The guidance will help primary teachers decide when to start teaching the national curriculum to five-year-olds, says SCAA, which launched a series of conferences for primary school teachers this week on how to plan the curriculum for five to 11-year-old children.

Also, a 48-page booklet, Planning The Curriculum at Key Stages 1 and 2, will go out to schools later this month. Judith Morris, SCAA’s assistant chief executive with responsibility for key stage 1, hopes the booklet will clear up some of the confusion over when schools start teaching the national curriculum to young children. Some heads were unclear about whether all nine subjects had to be taught from five, she said.

But the guidance states: “Schools have some discretion over when to start teaching the key stage 1 programmes of study, as the law requires only that programmes of study should be taught during the key stage, not that they should be introduced at a particular time.”

SCAA has clarified this point with the Department for Education and the Office for Standards in Education so that all three organisations give out the same advice.

However, the suggestion that the national curriculum can be extended to children in reception classes will annoy many early-years experts.

Vicky Hurst, lecturer in early childhood at Goldsmiths’ College and vice-president of the National Campaign for Nursery Education, said few teachers were trained to teach the under-fives and were not in a position to judge whether aspects of the national curriculum are appropriate to their needs and stage of development.

She complimented SCAA for making it clear that the starting date for the national curriculum was flexible for five-year-olds, but said: “There is a world-famous curriculum for education under five which goes on in state nursery education.
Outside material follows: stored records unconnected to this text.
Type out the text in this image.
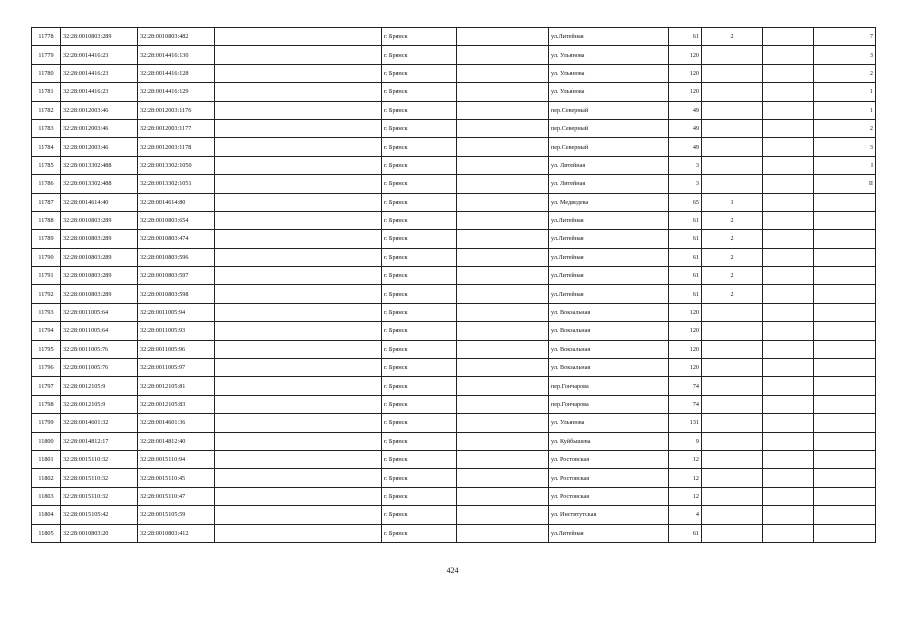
11778	32:28:0010803:289	32:28:0010803:482		г. Брянск		ул.Литейная	61	2		7
11779	32:28:0014416:23	32:28:0014416:130		г. Брянск		ул. Ульянова	120			3
11780	32:28:0014416:23	32:28:0014416:128		г. Брянск		ул. Ульянова	120			2
11781	32:28:0014416:23	32:28:0014416:129		г. Брянск		ул. Ульянова	120			1
11782	32:28:0012003:46	32:28:0012003:1176		г. Брянск		пер.Северный	49			1
11783	32:28:0012003:46	32:28:0012003:1177		г. Брянск		пер.Северный	49			2
11784	32:28:0012003:46	32:28:0012003:1178		г. Брянск		пер.Северный	49			3
11785	32:28:0013302:488	32:28:0013302:1050		г. Брянск		ул. Литейная	3			I
11786	32:28:0013302:488	32:28:0013302:1051		г. Брянск		ул. Литейная	3			II
11787	32:28:0014614:40	32:28:0014614:80		г. Брянск		ул. Медведева	65	1		
11788	32:28:0010803:289	32:28:0010803:654		г. Брянск		ул.Литейная	61	2		
11789	32:28:0010803:289	32:28:0010803:474		г. Брянск		ул.Литейная	61	2		
11790	32:28:0010803:289	32:28:0010803:596		г. Брянск		ул.Литейная	61	2		
11791	32:28:0010803:289	32:28:0010803:597		г. Брянск		ул.Литейная	61	2		
11792	32:28:0010803:289	32:28:0010803:598		г. Брянск		ул.Литейная	61	2		
11793	32:28:0011005:64	32:28:0011005:94		г. Брянск		ул. Вокзальная	120			
11794	32:28:0011005:64	32:28:0011005:93		г. Брянск		ул. Вокзальная	120			
11795	32:28:0011005:76	32:28:0011005:96		г. Брянск		ул. Вокзальная	120			
11796	32:28:0011005:76	32:28:0011005:97		г. Брянск		ул. Вокзальная	120			
11797	32:28:0012105:9	32:28:0012105:81		г. Брянск		пер.Гончарова	74			
11798	32:28:0012105:9	32:28:0012105:83		г. Брянск		пер.Гончарова	74			
11799	32:28:0014601:32	32:28:0014601:36		г. Брянск		ул. Ульянова	131			
11800	32:28:0014812:17	32:28:0014812:40		г. Брянск		ул. Куйбышева	9			
11801	32:28:0015110:32	32:28:0015110:94		г. Брянск		ул. Ростовская	12			
11802	32:28:0015110:32	32:28:0015110:45		г. Брянск		ул. Ростовская	12			
11803	32:28:0015110:32	32:28:0015110:47		г. Брянск		ул. Ростовская	12			
11804	32:28:0015105:42	32:28:0015105:59		г. Брянск		ул. Институтская	4			
11805	32:28:0010803:20	32:28:0010803:412		г. Брянск		ул.Литейная	61			
424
It is appropriate to their ways of learning and involves playing and exploring. It lays foundations for the national curriculum at a later stage. ”

SCAA, which has conducted an unofficial pilot of the planning guidance in about 30 schools nationwide, hopes the booklet and the conferences in London, Manchester and Bristol will help teachers to interpret the new Dearing national curriculum.
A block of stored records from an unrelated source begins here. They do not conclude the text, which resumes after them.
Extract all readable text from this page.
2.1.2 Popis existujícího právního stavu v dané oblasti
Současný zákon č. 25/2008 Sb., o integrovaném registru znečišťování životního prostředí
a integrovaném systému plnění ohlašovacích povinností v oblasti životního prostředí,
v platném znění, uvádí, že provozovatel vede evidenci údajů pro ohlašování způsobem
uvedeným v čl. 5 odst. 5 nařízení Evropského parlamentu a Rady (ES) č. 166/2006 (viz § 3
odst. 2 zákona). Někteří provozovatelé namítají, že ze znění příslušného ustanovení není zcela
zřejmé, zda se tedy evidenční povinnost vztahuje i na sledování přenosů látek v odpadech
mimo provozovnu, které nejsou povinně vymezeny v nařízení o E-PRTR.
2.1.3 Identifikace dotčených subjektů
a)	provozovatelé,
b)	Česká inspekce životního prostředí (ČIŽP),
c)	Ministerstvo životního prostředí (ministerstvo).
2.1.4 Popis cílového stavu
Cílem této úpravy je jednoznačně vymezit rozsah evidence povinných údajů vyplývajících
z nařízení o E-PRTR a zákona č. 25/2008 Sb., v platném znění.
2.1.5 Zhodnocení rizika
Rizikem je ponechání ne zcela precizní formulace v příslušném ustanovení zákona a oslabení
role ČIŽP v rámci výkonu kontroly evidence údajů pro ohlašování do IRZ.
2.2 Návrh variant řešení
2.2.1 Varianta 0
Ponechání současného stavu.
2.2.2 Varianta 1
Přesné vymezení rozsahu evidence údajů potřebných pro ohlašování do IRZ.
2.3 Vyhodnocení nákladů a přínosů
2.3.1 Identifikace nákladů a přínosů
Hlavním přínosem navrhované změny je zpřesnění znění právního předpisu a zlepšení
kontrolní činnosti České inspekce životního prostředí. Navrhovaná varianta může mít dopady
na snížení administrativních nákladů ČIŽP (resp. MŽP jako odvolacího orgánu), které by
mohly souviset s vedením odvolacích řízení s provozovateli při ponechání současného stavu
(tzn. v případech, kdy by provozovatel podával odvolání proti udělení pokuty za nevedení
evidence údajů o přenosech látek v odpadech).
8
The guidance, which primary teachers have requested, makes suggestions about how to establish curriculum balance and progression. It also proposes ways to allocate time for different subjects and aspects of subjects through topic work and individual subject teaching, looking at different types of schools.
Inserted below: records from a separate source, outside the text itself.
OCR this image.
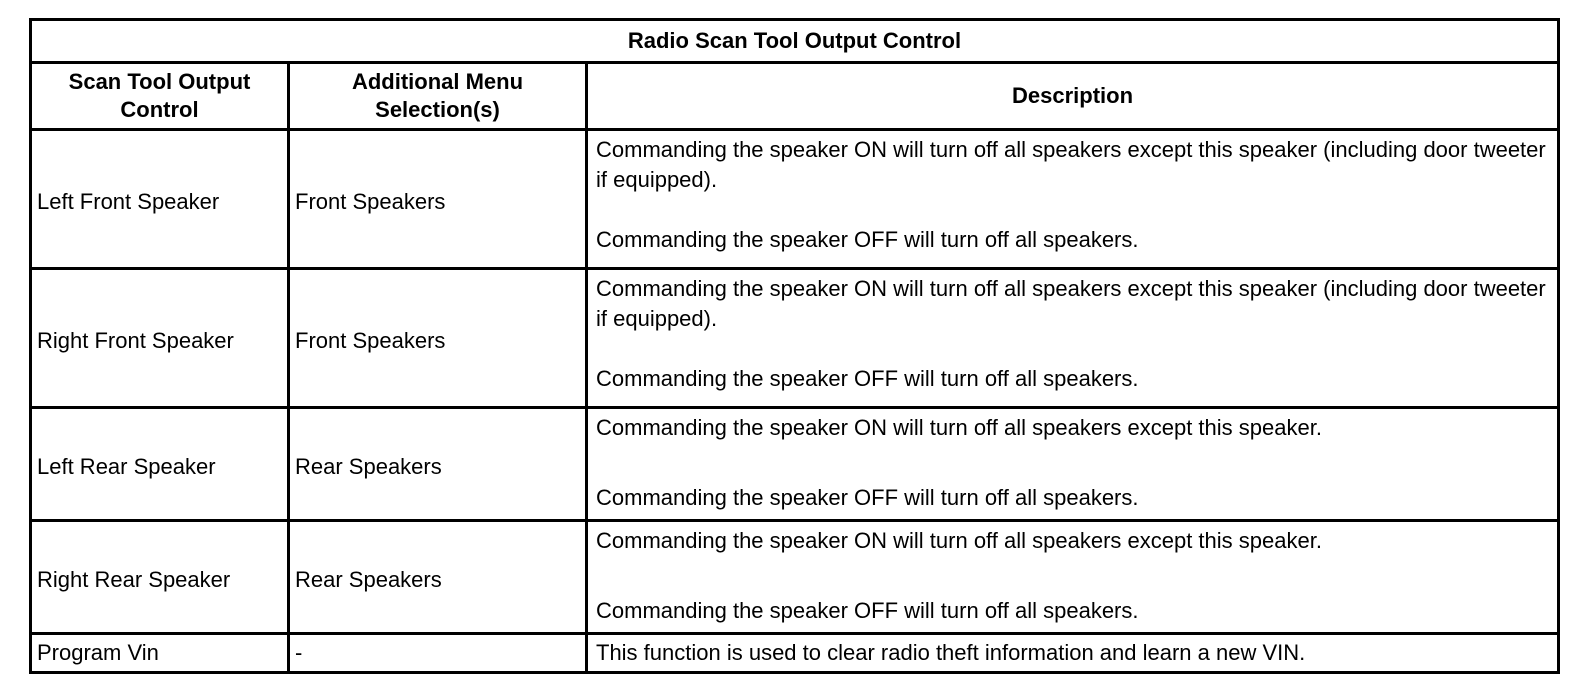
Radio Scan Tool Output Control		
Scan Tool Output Control	Additional Menu Selection(s)	Description
Left Front Speaker	Front Speakers	Commanding the speaker ON will turn off all speakers except this speaker (including door tweeter if equipped).
Commanding the speaker OFF will turn off all speakers.

Right Front Speaker	Front Speakers	Commanding the speaker ON will turn off all speakers except this speaker (including door tweeter if equipped).
Commanding the speaker OFF will turn off all speakers.

Left Rear Speaker	Rear Speakers	Commanding the speaker ON will turn off all speakers except this speaker.
Commanding the speaker OFF will turn off all speakers.

Right Rear Speaker	Rear Speakers	Commanding the speaker ON will turn off all speakers except this speaker.
Commanding the speaker OFF will turn off all speakers.

Program Vin	-	This function is used to clear radio theft information and learn a new VIN.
For instance, an infant school with a high intake of children for whom English is not their first language is shown allocating 32 per cent of curriculum time for English; in another infant school, the allocation is 23.5 per cent.

It also shows, for example, how a cross-curricular project on fast food, carefully planned to cover particular aspects of geography and maths, could be set up with notional time allocations of seven hours each for maths and geography and two hours for information technology.

Chris Jones, SCAA assistant chief executive for key stage 2, said of the guidance: “Had it been written five years ago it would have been contentious. Some primary teachers will say it is outside their culture - things take as long as they need to take. But the message we give here is hard-nosed. We say you cannot do the job if you think like that.”

Judith Morris said: “Unless you use curriculum time properly, the curriculum timetable just fills up by default.”

Since the implementation of the national curriculum in primary schools, teachers and Government advisers have been debating the pros and cons of topic teaching, which can cover several subjects at once, versus subject teaching. But SCAA says the new booklet makes no comment on that debate.